Numerical method for solving a non-local problem on pipeline transportation of viscous liquid

The paper deals with a process of unsteady axisymmetric flow of incompressible viscous liquid in the cylindrical pipeline, described by the nonlinear system of Navier-Stokes differential equations. The set of equations is transformed into one linear parabolic equation with an initial and natural boundary condition on the pipeline axis. We face a problem for determining velocity distribution in a cross-section of the pipeline based on the desired law of time variation of the pressure drop along the pipeline. As in case of liquid flow in pipes it’s practically impossible to define interaction models of fluid with a solid boundary, the boundary condition on the pipe wall is considered as unknown. For the problem accuracy an additional condition in the form of integral flow characteristic is specified. In other words, the law of time variation of volumetric flow rate in the pipeline is specified. This problem is related to nonlocal problems with an integral condition for partial differential equations. The specified integral condition is differentiated in time and the obtained ratio with the help of the differential equation is transformed into a local boundary condition. As a result, the set task is altered to a direct problem with local conditions. The finite difference method is applied for numerical solution of the boundary value problem.

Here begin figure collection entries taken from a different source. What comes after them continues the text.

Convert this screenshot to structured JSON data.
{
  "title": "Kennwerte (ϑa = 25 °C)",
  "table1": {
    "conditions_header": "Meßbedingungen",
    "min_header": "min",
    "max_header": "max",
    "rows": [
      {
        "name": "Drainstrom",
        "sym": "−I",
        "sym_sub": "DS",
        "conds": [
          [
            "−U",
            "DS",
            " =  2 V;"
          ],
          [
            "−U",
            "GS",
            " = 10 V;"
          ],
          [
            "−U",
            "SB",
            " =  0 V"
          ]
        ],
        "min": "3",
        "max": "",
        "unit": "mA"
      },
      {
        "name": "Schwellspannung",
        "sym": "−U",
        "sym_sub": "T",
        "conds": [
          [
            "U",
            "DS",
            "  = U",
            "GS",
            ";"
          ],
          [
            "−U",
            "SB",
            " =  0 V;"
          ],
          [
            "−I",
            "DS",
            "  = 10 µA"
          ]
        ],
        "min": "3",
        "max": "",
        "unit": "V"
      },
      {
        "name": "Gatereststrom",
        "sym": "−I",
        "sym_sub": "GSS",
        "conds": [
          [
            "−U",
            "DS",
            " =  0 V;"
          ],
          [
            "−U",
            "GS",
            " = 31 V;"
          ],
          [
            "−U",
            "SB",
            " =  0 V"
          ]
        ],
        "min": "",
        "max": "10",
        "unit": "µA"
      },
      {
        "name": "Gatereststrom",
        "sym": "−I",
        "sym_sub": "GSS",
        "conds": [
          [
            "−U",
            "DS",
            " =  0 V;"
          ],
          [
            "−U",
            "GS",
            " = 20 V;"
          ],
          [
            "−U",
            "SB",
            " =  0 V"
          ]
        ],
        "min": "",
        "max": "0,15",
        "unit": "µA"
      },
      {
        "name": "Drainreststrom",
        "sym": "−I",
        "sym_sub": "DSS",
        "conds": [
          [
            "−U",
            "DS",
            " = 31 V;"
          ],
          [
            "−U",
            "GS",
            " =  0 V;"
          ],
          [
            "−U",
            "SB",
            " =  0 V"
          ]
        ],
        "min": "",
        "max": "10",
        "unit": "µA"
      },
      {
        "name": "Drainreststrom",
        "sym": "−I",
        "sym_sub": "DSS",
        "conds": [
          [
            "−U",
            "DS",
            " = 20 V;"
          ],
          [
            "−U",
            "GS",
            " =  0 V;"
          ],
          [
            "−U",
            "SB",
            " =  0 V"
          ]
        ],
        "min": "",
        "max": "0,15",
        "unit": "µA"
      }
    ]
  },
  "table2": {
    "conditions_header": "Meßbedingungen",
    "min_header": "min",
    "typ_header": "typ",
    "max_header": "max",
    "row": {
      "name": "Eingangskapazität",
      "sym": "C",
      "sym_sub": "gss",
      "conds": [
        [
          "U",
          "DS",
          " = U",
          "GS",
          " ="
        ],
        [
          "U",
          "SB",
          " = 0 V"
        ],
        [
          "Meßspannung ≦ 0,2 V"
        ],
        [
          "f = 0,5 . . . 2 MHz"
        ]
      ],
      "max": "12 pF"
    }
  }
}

For this purpose, we create a discrete analog of the problem in the form of an implicit difference scheme using the integral method. A computational algorithm of solving the obtained difference equation system is suggested. Numerical experiments for test problems have been conducted to check the efficiency of practical application of the suggested computational algorithm. The computational algorithm has also been tried on the data of steady flow of viscous incompressible liquid in the pipeline.